Adjamé : Pourquoi le déguerpissement tarde

Par contraste avec ce qui se passe dans de nombreuses communes d’Abidjan, Adjamé n’a toujours pas trouvé de solution au désordre qui la frappe depuis des décennies.

Cela fait maintenant plusieurs mois que le refrain est répété. Partout à Abidjan, les maires sont à l’œuvre pour assainir leurs communes. Tous les regards sont tournés vers le nouveau maire d’Adjamé, Farikou Soumahoro, également Président de la Fédération nationale des commerçants de Côte d’Ivoire (FENACI). Aujourd’hui au pied du mur, au même titre que ses prédécesseurs, il reste toutefois en marge de la grande opération de propreté qui illumine Abidjan. Le boulevard Nangui Abrogoua, à lui seul, symbolise le désordre urbain notoire qui absorbe l’image d’Adjamé, telle une sangsue.

Rocher de Sisyphe Déguerpi à maintes reprises et recolonisé autant de fois, ce tronçon d’à peine un kilomètre a vu les ministres et les maires se casser les dents les uns après les autres en tentant de le nettoyer. À Liberté ou à Renault, tous les efforts précédents ont été réduits à néant par le retour des commerçants. Selon le maire de la commune, joint au téléphone, la tâche est toujours aussi ardue qu’avant.

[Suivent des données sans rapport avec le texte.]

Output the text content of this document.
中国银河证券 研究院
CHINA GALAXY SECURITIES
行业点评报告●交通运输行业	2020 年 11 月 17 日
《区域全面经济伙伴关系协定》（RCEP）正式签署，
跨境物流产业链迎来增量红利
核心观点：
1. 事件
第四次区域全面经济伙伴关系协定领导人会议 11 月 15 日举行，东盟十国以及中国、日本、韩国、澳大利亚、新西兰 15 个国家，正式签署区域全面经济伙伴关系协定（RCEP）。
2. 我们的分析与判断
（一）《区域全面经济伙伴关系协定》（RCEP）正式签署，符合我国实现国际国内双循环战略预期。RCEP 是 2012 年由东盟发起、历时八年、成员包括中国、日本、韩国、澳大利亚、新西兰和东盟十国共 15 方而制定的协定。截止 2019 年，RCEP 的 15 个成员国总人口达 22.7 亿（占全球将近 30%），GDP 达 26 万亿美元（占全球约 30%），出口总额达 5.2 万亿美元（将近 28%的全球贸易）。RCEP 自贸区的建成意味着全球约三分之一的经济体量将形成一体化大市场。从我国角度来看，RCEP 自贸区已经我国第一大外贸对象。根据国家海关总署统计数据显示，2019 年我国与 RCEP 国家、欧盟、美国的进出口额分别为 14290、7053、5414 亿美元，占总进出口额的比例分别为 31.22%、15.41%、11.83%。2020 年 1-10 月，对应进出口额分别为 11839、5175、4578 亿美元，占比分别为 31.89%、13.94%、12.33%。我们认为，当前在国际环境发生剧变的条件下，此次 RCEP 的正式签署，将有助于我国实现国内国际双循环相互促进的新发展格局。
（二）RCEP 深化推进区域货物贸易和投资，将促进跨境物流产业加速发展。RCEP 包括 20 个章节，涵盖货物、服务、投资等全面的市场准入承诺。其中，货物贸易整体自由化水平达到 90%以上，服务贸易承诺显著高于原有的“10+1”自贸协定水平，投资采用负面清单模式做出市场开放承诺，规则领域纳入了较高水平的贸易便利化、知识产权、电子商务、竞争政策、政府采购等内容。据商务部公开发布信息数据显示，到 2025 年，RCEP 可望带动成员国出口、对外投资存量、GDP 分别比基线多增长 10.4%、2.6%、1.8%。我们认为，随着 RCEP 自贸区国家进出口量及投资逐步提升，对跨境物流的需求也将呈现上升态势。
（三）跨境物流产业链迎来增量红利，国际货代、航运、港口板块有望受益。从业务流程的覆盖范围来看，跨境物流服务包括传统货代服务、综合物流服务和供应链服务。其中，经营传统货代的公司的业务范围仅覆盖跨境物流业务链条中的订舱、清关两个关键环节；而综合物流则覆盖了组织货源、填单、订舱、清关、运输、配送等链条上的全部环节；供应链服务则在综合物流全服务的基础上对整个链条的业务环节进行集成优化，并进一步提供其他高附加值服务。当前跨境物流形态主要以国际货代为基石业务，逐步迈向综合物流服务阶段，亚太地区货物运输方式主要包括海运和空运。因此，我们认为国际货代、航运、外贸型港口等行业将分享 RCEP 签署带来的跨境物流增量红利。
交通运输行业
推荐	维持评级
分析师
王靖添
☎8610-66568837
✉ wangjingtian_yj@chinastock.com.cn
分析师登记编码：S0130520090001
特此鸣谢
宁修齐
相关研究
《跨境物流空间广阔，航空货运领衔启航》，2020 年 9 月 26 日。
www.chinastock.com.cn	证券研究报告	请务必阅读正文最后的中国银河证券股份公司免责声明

Le véritable problème, à l’entendre, n’est pas de chasser les vendeurs, mais de faire le suivi. Dans de nombreuses communes, aux dires de Farikou Soumahoro, une fois dégagées, les zones déguerpies sont valorisées ou occupées à d’autres fins. Ce qui n’est pas le cas pour Adjamé, regrette-t-il. Et cela rend les choses beaucoup plus compliquées. Il faut, ajoute le maire, environ 40 millions de francs CFA par mois pour faire un suivi correct après déguerpissement. Donc 120 millions tous les trois mois. La mairie, selon lui, ne peut supporter un tel coût. Toujours selon le maire, ils sont également en contact avec la Société abidjanaise de transport (Sotra), qui utilise une bonne partie de la voie, afin de trouver des moyens de financement. Aveu d’impuissance ou manque de volonté politique d’un maire qui a passé près de 20 ans de sa carrière à défendre les intérêts des commerçants ? Au-delà de la question budgétaire que ce dernier brandit se cache mal un manque de volonté politique face à ce qui apparait comme « un échec » de toutes les politiques d’assainissement de la ville d’Abidjan. Pour certains commerçants, cette commune doit être déclarée « commune commerciale ». En attendant, il faudra faire avec le désordre à Adjamé.